Hanemaayer figures those features will have strong appeal to Roadtrek’s primary customer base. “Our primary market is retired or soon-to-be-retired empty nesters,” Hanemaayer said. “They use the Roadtrek very much the same way that a traditional RV is used. People who buy camper vans are more concerned with having something that is easier to drive and park.”
“And they can be used for much more than just going to a campground,” he said. “They can be driven around town; they can be used at sporting events; they can be used to go to the mall.”
“If not for the fact that it’s easier to drive and easier to park, there’s really no reason to buy a smaller motorhome. One advantage is that one of the 18- or 20-foot Roadtreks very often can displace another vehicle in the family.”

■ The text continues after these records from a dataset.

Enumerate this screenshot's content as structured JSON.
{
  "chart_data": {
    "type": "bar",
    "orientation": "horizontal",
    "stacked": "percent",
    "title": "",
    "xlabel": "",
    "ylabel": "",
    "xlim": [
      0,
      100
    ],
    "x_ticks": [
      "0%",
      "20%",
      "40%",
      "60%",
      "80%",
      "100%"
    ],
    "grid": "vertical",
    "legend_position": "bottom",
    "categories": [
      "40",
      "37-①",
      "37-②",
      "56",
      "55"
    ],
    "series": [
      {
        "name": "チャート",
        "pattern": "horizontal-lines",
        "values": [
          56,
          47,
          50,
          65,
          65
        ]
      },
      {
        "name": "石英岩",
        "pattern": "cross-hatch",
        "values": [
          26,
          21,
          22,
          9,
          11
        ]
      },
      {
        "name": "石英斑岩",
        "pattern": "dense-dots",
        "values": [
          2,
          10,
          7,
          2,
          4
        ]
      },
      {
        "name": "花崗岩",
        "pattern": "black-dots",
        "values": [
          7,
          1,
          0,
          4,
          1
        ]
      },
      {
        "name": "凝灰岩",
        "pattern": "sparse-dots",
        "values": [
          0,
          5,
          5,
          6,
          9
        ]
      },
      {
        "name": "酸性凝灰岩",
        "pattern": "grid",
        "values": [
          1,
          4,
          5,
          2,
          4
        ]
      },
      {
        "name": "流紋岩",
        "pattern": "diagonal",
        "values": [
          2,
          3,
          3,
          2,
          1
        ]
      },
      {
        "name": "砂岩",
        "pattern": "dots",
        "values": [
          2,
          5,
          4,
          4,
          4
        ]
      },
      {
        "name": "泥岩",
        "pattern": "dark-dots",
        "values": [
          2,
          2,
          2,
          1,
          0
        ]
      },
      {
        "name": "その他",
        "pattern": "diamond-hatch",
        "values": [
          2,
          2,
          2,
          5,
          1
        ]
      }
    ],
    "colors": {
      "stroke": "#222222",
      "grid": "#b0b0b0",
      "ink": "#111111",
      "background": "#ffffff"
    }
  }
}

From an exterior standpoint, the Chevy-based Roadtrek features ground effects similar to a van conversion, while creating battery and storage compartments akin to those found on larger motorhomes, Hanemaayer said.
Home & Park already has experience building on a Chevrolet platform. It has been building its largest models the 20-foot Roadtrek 200 Popular and 200 Versatile, on a Chevrolet cutwaway widebody chassis since 1997. The unit, technically a Class C minimotorhome, features a one-piece molded fiberglass body.
“The 200 model is targeted at somebody who wants a little more interior room and will put up with a little longer length and a little wider body to get it,” Hanemaayer said.
Home & Park initially will build both Dodge and Chevrolet versions of the Roadtrek 190 series, beginning with the Roadtrek Popular. A Chevy version of the 190 Versatile is scheduled to be introduced in the fall with the 170 Popular to follow in early 2002.
“We plan to build a Dodge Roadtrek until the fall of 2002, but, basically, the market will determine whether we end up discontinuing it before that,” he said.
Production on the Chevy-based Roadtrek Class B began in July.